Quatre ans s’étaient écoulés depuis les événemens qu’on a vus au précédent chapitre, et le souvenir du seul beau jour que Claudine eût encore eu ne lui sortait point de l’esprit. Au milieu des soins du ménage et des travaux qu’elle partageait avec sa mère, elle ne cessait de rêver à ce paradis dont elle n’avait connu les délices que pour les regretter. Le coup d’œil éblouissant de la place Royale avec ses belles dames et ses cavaliers galans, le cadeau de Mme de Boutteville avec les têtes blondes des enfans et les éclats de leur joie, formaient comme une galerie de tableaux que la musique des violons de Monsieur assaisonnait d’un charme enivrant.

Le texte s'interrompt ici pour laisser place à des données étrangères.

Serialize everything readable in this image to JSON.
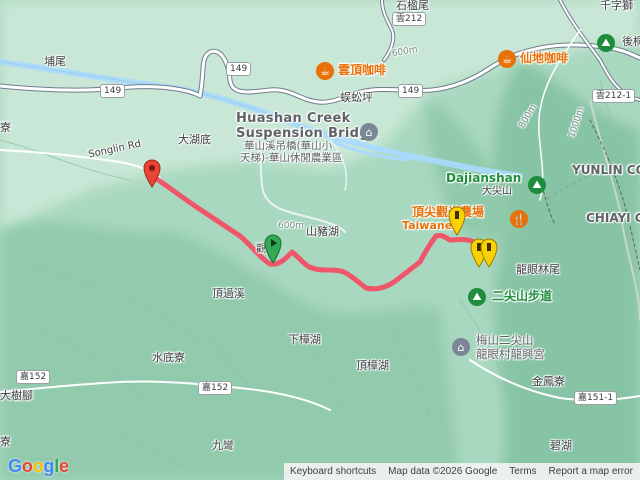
{
  "labels": {
    "shihwei": "石楹尾",
    "qianshi": "千字獅",
    "houma": "後桐",
    "pinwei": "埔尾",
    "yunding_cafe": "雲頂咖啡",
    "xiandi_cafe": "仙地咖啡",
    "wuzha": "蜈蚣坪",
    "huashan_en_1": "Huashan Creek",
    "huashan_en_2": "Suspension Bridge",
    "huashan_zh_1": "華山溪吊橋(華山小",
    "huashan_zh_2": "天梯)-華山休閒農業區",
    "dahudi": "大湖底",
    "songlin_rd": "Songlin Rd",
    "liao": "寮",
    "dajianshan_en": "Dajianshan",
    "dajianshan_zh": "大尖山",
    "yunlin": "YUNLIN CO",
    "chiayi": "CHIAYI C",
    "shanzhuhu": "山豬湖",
    "dingjian": "頂尖觀光農場",
    "taiwanese": "Taiwanes",
    "longyanlinwei": "龍眼林尾",
    "erjianshan_trail": "二尖山步道",
    "dingguoxi": "頂過溪",
    "xiazhanghu": "下樟湖",
    "meishan_temple_1": "梅山二尖山",
    "meishan_temple_2": "龍眼村龍興宮",
    "shuidiliao": "水底寮",
    "dingzhanghu": "頂樟湖",
    "jinfengliao": "金鳳寮",
    "dashujiao": "大樹腳",
    "jiuwan": "九彎",
    "bihu": "碧湖",
    "start_label": "觀"
  },
  "shields": {
    "r149_a": "149",
    "r149_b": "149",
    "r149_c": "149",
    "yun212_a": "雲212",
    "yun212_b": "雲212-1",
    "jia152_a": "嘉152",
    "jia152_b": "嘉152",
    "jia151": "嘉151-1"
  },
  "contours": {
    "c600_a": "600m",
    "c600_b": "600m",
    "c800": "800m",
    "c1000": "1000m"
  },
  "attribution": {
    "logo": "Google",
    "shortcuts": "Keyboard shortcuts",
    "map_data": "Map data ©2026 Google",
    "terms": "Terms",
    "report": "Report a map error"
  },
  "colors": {
    "track": "#f0566a",
    "terrain": "#a7d7bd",
    "river": "#aadaff",
    "road": "#ffffff",
    "start_marker": "#34a853",
    "end_marker": "#ea4335",
    "waypoint_marker": "#fbd104"
  }
}
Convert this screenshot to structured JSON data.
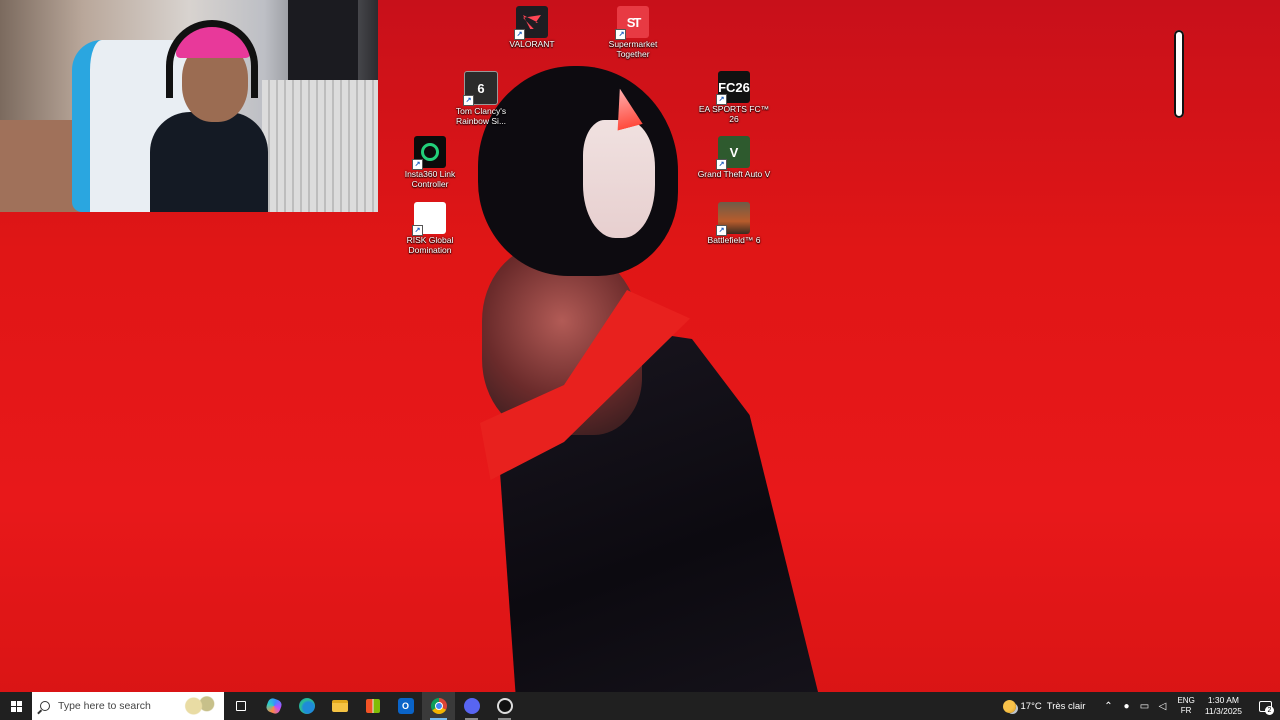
{
  "desktop": {
    "icons": [
      {
        "label": "VALORANT"
      },
      {
        "label": "Supermarket Together",
        "glyph": "ST"
      },
      {
        "label": "Tom Clancy's Rainbow Si...",
        "glyph": "6"
      },
      {
        "label": "EA SPORTS FC™ 26",
        "glyph": "FC26"
      },
      {
        "label": "Insta360 Link Controller"
      },
      {
        "label": "Grand Theft Auto V",
        "glyph": "V"
      },
      {
        "label": "RISK Global Domination",
        "glyph": "R"
      },
      {
        "label": "Battlefield™ 6"
      }
    ]
  },
  "taskbar": {
    "search_placeholder": "Type here to search",
    "apps": [
      {
        "icon": "task-view-icon"
      },
      {
        "icon": "copilot-icon"
      },
      {
        "icon": "edge-icon"
      },
      {
        "icon": "file-explorer-icon"
      },
      {
        "icon": "microsoft-store-icon"
      },
      {
        "icon": "outlook-icon",
        "glyph": "O"
      },
      {
        "icon": "chrome-icon",
        "active": true
      },
      {
        "icon": "discord-icon",
        "open": true
      },
      {
        "icon": "obs-icon",
        "open": true
      }
    ],
    "weather": {
      "temp": "17°C",
      "condition": "Très clair"
    },
    "language": {
      "top": "ENG",
      "bottom": "FR"
    },
    "clock": {
      "time": "1:30 AM",
      "date": "11/3/2025"
    },
    "notifications": {
      "count": "2"
    }
  },
  "colors": {
    "wallpaper_red": "#e01616",
    "taskbar": "#202020",
    "accent": "#76b9ed"
  }
}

Lorsque sa besogne était finie, Claudine, assise sous un vieux pommier, s’abîmait dans ses pensées durant des heures entières. Sa mémoire lui rappelait, comme un miroir fidèle, chaque détail de son grand jour de fête. En songeant aux dernières paroles de M. le duc et au baiser dont il l’avait honorée, elle croyait sentir encore contre sa poitrine les Ixmcles d’acier, les aiguillettes, le baudrier, et autour de sa taille les bras robustes du jeune guerrier de Rocroy. Parmi toutes ces images, celle de la princesse mystérieuse et celle de Thomas Des Riviez venaient ajouter aux souvenirs l’espérance d’un avenir meilleur.